Alarmada bajó por la escalera. La puerta de entrada de la casa estaba abierta. La plaza comenzaba a despertarse y algunos peatones deambulaban con el sueño todavía incrustado en sus actitudes, pero Manuel no se encontraba entre ellos.
Algo muy doloroso convirtió la plaza en un suplicio. La puerta abierta era un indicio brutal de un adiós inesperado y en la mente de Elena se acumularon infinidad de probabilidades terribles.
Manuel había desaparecido. ¿Por qué? ¿Lo habían raptado? ¿Había huido?
Nada era comprensible ni aceptable pero todo evidenciaba la extraña ausencia de su hijo.
Inmersa en un conjunto de horribles sensaciones, lo primero que hizo Elena fue llamar por teléfono a Fabián.

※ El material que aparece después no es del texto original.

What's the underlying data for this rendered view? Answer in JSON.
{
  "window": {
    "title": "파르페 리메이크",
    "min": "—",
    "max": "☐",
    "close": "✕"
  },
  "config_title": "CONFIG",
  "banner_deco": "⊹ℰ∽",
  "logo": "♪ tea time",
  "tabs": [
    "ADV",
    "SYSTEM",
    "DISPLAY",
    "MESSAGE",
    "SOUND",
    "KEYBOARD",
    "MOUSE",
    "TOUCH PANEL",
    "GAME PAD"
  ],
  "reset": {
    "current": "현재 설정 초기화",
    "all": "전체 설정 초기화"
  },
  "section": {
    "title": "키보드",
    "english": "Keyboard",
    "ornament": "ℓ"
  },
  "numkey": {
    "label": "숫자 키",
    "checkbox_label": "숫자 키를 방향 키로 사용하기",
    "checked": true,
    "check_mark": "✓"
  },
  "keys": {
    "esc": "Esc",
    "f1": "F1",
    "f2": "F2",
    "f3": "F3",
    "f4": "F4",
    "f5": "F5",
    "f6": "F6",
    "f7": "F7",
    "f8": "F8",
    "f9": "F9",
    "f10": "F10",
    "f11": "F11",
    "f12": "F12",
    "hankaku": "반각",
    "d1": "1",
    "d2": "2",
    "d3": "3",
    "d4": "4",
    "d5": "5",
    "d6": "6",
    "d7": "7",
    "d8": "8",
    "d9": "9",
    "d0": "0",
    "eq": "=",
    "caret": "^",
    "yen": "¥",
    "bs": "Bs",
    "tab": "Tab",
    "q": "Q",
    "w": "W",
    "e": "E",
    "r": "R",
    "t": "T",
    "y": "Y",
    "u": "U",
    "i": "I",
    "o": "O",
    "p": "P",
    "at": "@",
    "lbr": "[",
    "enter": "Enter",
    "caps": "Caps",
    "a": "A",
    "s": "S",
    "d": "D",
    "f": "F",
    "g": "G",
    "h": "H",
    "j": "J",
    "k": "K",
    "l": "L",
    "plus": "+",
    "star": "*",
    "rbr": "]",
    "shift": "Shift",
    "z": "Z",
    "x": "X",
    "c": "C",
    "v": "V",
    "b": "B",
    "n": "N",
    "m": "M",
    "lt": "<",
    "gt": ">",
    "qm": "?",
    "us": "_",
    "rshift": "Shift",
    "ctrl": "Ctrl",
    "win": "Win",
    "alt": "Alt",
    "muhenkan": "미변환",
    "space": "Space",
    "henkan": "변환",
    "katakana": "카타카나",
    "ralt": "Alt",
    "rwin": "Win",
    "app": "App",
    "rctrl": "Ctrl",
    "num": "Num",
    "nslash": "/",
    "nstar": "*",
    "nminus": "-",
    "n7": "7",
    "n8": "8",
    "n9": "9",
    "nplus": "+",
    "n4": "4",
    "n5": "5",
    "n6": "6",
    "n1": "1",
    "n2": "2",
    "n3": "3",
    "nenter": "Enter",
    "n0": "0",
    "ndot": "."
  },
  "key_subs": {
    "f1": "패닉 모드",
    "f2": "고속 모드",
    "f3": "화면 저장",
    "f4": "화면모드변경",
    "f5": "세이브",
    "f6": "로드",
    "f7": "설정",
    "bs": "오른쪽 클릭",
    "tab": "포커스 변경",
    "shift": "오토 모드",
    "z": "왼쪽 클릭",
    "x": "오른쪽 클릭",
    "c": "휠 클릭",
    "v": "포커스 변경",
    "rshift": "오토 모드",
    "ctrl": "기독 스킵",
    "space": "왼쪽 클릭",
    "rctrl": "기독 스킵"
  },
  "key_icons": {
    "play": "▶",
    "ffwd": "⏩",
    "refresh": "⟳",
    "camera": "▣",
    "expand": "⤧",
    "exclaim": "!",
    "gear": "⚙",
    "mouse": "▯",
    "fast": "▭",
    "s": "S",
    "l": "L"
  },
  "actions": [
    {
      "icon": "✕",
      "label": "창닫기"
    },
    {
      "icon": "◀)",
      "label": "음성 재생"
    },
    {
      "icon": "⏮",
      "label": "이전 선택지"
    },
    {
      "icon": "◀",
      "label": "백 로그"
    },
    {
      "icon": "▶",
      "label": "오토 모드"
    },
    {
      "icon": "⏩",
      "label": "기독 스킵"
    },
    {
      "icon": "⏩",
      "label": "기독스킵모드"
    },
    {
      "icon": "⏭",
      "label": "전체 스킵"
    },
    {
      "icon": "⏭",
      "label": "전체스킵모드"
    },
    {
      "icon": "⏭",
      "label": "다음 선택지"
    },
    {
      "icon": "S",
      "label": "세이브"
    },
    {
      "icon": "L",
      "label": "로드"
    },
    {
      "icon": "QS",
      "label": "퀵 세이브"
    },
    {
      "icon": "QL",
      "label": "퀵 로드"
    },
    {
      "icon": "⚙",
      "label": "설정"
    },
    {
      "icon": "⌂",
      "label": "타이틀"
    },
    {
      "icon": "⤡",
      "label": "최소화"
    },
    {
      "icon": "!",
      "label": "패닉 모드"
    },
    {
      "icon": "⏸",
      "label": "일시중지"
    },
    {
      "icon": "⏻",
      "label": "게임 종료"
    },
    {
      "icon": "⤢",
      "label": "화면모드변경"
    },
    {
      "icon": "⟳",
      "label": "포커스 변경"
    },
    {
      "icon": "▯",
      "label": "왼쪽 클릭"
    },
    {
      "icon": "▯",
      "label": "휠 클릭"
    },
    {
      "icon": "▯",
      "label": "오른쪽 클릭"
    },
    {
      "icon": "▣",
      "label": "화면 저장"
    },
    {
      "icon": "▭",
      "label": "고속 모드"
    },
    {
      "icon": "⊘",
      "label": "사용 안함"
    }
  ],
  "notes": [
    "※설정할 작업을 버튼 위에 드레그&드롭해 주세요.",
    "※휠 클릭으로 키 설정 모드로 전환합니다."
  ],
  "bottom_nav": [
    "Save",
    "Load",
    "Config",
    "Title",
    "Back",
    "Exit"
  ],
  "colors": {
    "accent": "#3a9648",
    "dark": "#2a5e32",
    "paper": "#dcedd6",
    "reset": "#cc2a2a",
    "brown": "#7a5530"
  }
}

– Manuel ha desaparecido -le dijo-. No entiendo lo que ha ocurrido. No sé lo que debo hacer. Estoy muy angustiada.
– No te angusties. Conociendo a tu hijo seguramente te ha gastado una broma. Aguarda a que yo llegue. Estaré en tu casa dentro de cinco minutos.

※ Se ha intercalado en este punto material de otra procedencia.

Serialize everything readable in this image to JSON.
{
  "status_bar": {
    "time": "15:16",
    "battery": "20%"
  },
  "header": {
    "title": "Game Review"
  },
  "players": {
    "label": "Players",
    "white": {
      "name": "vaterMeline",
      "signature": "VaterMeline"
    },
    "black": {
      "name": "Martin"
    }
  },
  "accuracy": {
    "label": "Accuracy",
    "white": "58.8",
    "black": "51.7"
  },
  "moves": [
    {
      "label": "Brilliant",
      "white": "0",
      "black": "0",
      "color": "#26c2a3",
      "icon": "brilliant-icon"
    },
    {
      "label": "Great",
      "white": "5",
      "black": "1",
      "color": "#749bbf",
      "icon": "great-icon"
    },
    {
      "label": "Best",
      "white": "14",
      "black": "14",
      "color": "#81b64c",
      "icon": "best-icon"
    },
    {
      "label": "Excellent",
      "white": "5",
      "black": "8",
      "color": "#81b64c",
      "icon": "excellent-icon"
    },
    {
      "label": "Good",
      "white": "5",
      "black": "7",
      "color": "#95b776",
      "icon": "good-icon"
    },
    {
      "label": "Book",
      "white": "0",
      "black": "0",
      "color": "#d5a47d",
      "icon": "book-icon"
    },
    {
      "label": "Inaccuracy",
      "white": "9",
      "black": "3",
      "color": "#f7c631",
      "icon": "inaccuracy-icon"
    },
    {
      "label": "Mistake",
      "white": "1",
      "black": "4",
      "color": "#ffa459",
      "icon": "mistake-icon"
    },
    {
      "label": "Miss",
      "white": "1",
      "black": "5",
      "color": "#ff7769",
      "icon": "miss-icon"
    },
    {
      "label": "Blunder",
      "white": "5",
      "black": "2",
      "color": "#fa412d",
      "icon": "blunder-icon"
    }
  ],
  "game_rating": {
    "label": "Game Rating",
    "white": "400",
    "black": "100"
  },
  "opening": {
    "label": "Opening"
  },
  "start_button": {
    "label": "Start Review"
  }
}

Tras cerciorarse Fabián de la desaparición del niño, removió cielos y tierra para intentar descubrir lo ocurrido.
Desde su posición de hombre influyente no sólo se valió de la policía para buscarlo: también contrató detectives y personas medio legales que conocían trucos y maneras de averiguar lo más oculto de ciertos enigmas indescifrables.
La mañana fue agitada: Las cadenas de televisión se afanaron por dar la noticia y la fotografía de Manuel (un Manuel sonriente y alegre) se imprimió en varios programas.
Pero el desasosiego y la angustia iban en aumento. Las hipótesis fallaban: Manuel había desaparecido sin dejar rastro, sin un motivo que justificara su huida y sin que las alertas anunciadas tuvieran una lógica respuesta.
Se estableció una línea directa con la policía. Pero el aparato, cuando sonaba, era por otros motivos. Consultas o noticias vacías de respuestas. Una especie de esperanza diluida en la sentencia cruel del silencio.
Fabián sugirió hablar con los vecinos.
Nadie daba razones contundentes. Los que habían llegado a sus casas en la madrugada, únicamente hablaban de una lluvia inclemente cuando amanecía.
Por supuesto, también algún vecino medio sospechoso fue interrogado. Pero sus respuestas no reflejaban delito alguno.
Y el miedo crecía. Era un miedo que lentamente iba adquiriendo volumen.
Era inútil que Fabián tratara de amortiguarlo para calmar el dolor de Elena.
Todo en aquella mujer era una herida que, lejos de sangrar, iba cerrándose en falso para infectarla de miedos y angustias.
Eso era lo que Elena experimentaba al tratar de constatar la extraña desaparición de su hijo: Un veneno en la sangre, una fuga inevitable de cualquier motivo que le permitiera respirar en paz y una acumulación de proyectos alegres destruidos:
Ni siquiera los ánimos que Fabián trataba de comunicarle eran consistentes. No servían.
Todo estaba en el aire. Todo se convertía en una inmensa decepción insalvable.
Los "¿Porqués?" eran las únicas respuestas plausibles. Y Elena tuvo que ser atendida por un psicólogo.
Fabián no se apartaba de su lado. También alguna vecina procuraba calmar la desazón de aquella madre desesperada.